3 Reasons Dell Went Private
Last month, Michael Dell tweeted a message that resounds globally:
"Welcome to the world's largest start-up!"
After an exhaustive, lengthy process of trying to take Dell private, Mr. Dell's mind is at ease. The deal is complete.
But now, his mind is again racing, just in another fashion — moving from ideation to implementation. Let's look at three reasons that going private was a good move for the company.
Reason 1: A platform for transformation
Armed with $1,000 in his college dorm room, Mr. Dell founded Dell in 1984. Just 15 years later, the company boasted the top spot for the following three segments: PCs in the world for large and medium businesses, PCs in America, and worldwide workstation shipments. Two years later, it became the number one PC system manufacturer on earth.
Now, nearly 15 years since these first accolades, Dell once again is expanding on repositioning efforts. If history is any indicator, we may see some top spots in coming years.
And if Mr. Dell's leadership record is not enough, consider the company's strengths, including customer loyalty. Dell didn't lose a single large customer during the choppy waters of the past year. In fact, some of its large clients drafted contingency plans in case Mr. Dell would no longer be the CEO.
Further, Dell boasts more than 140,000 channel partners, which generates about 35% of the firm's commercial revenue; seven years ago, no revenue came through these channels. Additionally, Dell continues to grow its $21 billion enterprise business, which is already up 110% in 5 years, an average of 22% annual growth. The target: $40 billion.
Imagine the progress that can be made when Mr. Dell holds the reins and is only responsible to the primary shareholder, himself.
Reason 2: Less paperwork, more productive work
As a private enterprise and unlike its primary competitors, Dell is not required to meet shareholder or analyst expectations. Plus, the company can forego quarterly or annual filings with the SEC, expensive IR associated costs, and dividend and buyback measures, among other processes involved with being a public company.
Assuming Dell spent the same amount on dividends and buybacks as it has the past 5 years, this cash flow would exceed the monthly interest payments to the banks that lent cash to Dell for the buyout. That equation is pretty good, especially considering the potential future dividend increases had it stayed public and the extra cash it will have to invest or pay down additional debt.
So, with less distractions and more control, Mr. Dell is now building on his vision.
Reason 3: 'Cash Flow' and 'Growth'
The first two reasons fuel the third: Mr. Dell's vision to transform his company into a global powerhouse that emphasizes customer needs and a long-term time horizon. How? Grow fast and generate cash.
One way Dell expects to achieve this goal is by targeting mid-size companies, the fastest growing portion of the vast $3 trillion IT business. So, let's run some numbers. According to Mr. Dell, Dell owns 2% of the market and no competitor owns more than 5%. If Dell can capture just an extra .25% growth within the fastest growing segment of the market, it will generate $7.5 billion — not bad.

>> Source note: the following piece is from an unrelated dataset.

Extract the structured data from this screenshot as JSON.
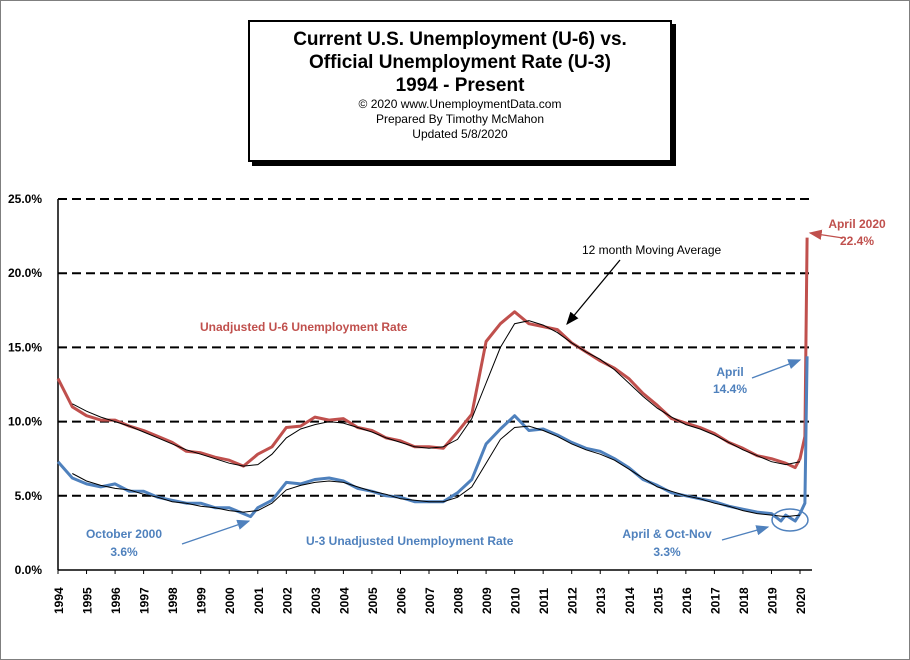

Additionally, Mr. Dell will invest more heavily in R&D, something shareholders seemed to dislike, while building out the company's customer base. Mr. Dell even plans to sell PCs as a loss leader, considering 90% of its PC users buy extra services or products.
As a result, competitors like Hewlett-Packard, which are still under the watchful public eye and are subject to quarterly reports, may be in for a harsh awakening.
His final, forward thoughts
As Mr. Dell said:
We still have a long way to go and many challenges to meet.... But under a new private company structure we will have the flexibility to accelerate our strategy and pursue organic and inorganic investment without the scrutiny, quarterly targets and other limitations of operating as a public company. Our 110,000 team members worldwide are 100 percent focused on our customers and aggressively executing our long-term strategy for their benefit.
Time will tell if Dell's historical indicators will prove correct.